After college, Adachi worked for a short while in Southern California as a social worker, and then went back to Berkeley where he earned a Juris Doctor degree from the UC Hastings College of the Law.
He says he learned about the limited way in which Asian-Americans were portrayed on screen while he was the former chairman of the Asian American Arts Foundation in San Francisco. Not only did that inspire him to make The Slanted Screen, it’s also he also first met Jong—Jong’s drum group Zanshin Taiko performed at an AAAF event.
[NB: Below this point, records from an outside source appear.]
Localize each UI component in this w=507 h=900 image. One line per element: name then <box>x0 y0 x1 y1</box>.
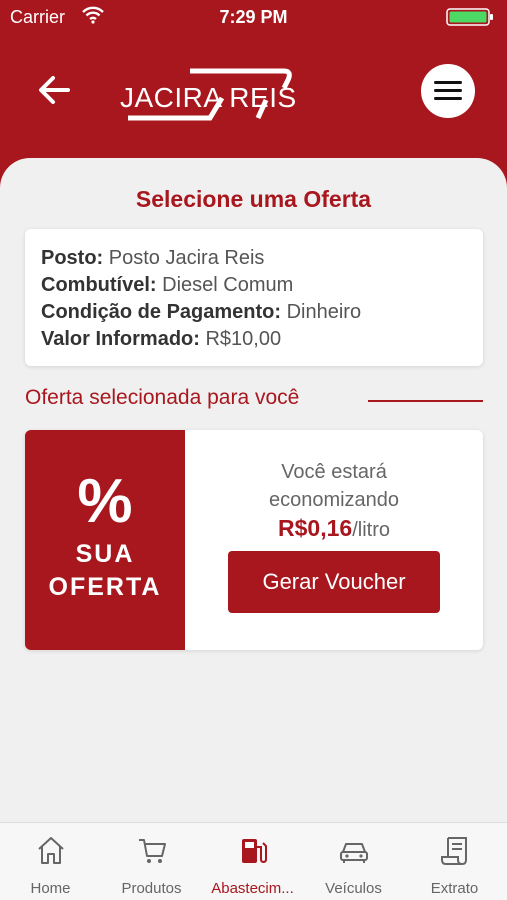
info-posto: Posto: Posto Jacira Reis <box>41 247 265 269</box>
offer-savings: R$0,16/litro <box>185 514 483 544</box>
section-divider <box>368 400 483 402</box>
generate-voucher-button[interactable]: Gerar Voucher <box>228 551 440 613</box>
logo-text: JACIRA REIS <box>120 82 297 113</box>
tab-home[interactable]: Home <box>0 823 101 900</box>
info-valor: Valor Informado: R$10,00 <box>41 328 282 350</box>
tab-label: Veículos <box>325 880 382 897</box>
tab-label: Home <box>30 880 71 897</box>
offer-badge: % SUA OFERTA <box>25 430 185 650</box>
main-content: Selecione uma Oferta Posto: Posto Jacira… <box>0 158 507 822</box>
tab-label: Produtos <box>121 880 182 897</box>
offer-text-line-1: Você estará <box>281 461 387 483</box>
offer-description: Você estará economizando R$0,16/litro <box>185 458 483 544</box>
badge-line-1: SUA <box>75 540 135 568</box>
percent-icon: % <box>77 467 133 536</box>
receipt-icon <box>441 837 467 865</box>
savings-amount: R$0,16 <box>278 515 353 541</box>
savings-unit: /litro <box>352 519 390 541</box>
tab-extrato[interactable]: Extrato <box>404 823 505 900</box>
tab-label: Abastecim... <box>211 880 294 897</box>
cart-icon <box>139 839 166 863</box>
tab-veiculos[interactable]: Veículos <box>303 823 404 900</box>
back-arrow-icon[interactable] <box>34 70 74 110</box>
tab-bar: Home Produtos Abastecim... Veículos Extr… <box>0 822 507 900</box>
offer-card: % SUA OFERTA Você estará economizando R$… <box>25 430 483 650</box>
section-title: Oferta selecionada para você <box>25 386 300 409</box>
offer-text-line-2: economizando <box>268 489 400 511</box>
page-title: Selecione uma Oferta <box>135 186 372 212</box>
tab-produtos[interactable]: Produtos <box>101 823 202 900</box>
home-icon <box>38 837 64 864</box>
tab-label: Extrato <box>430 880 479 897</box>
battery-icon <box>446 8 493 26</box>
tab-abastecimento[interactable]: Abastecim... <box>202 823 303 900</box>
info-combustivel: Combutível: Diesel Comum <box>41 274 294 296</box>
clock: 7:29 PM <box>219 7 288 27</box>
car-icon <box>340 843 368 863</box>
fuel-pump-icon <box>242 839 267 864</box>
info-card: Posto: Posto Jacira Reis Combutível: Die… <box>25 229 483 366</box>
brand-logo: JACIRA REIS <box>118 66 298 124</box>
status-bar: Carrier 7:29 PM <box>0 0 507 34</box>
info-pagamento: Condição de Pagamento: Dinheiro <box>41 301 362 323</box>
badge-line-2: OFERTA <box>48 573 162 601</box>
menu-button[interactable] <box>421 64 475 118</box>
Now, Adachi points to two things that need to happen for Asian-Americans to succeed in film and television:
“We have to have more Asians in front of the camera, and in order to do that, you have to have parents who support and encourage [kids] seeking a career in the arts,” he said. “And as a community, we need to support works that feature Asian-Americans.”
Sometimes, he added, that means approaching film and TV with a more open mind.
“If there’s a series that comes out, and our first reaction is, ’We hate it, we don’t want to see it,’ we get nothing. We shouldn’t accept a subpar or racist sitcom, but we shouldn’t be overreactive.”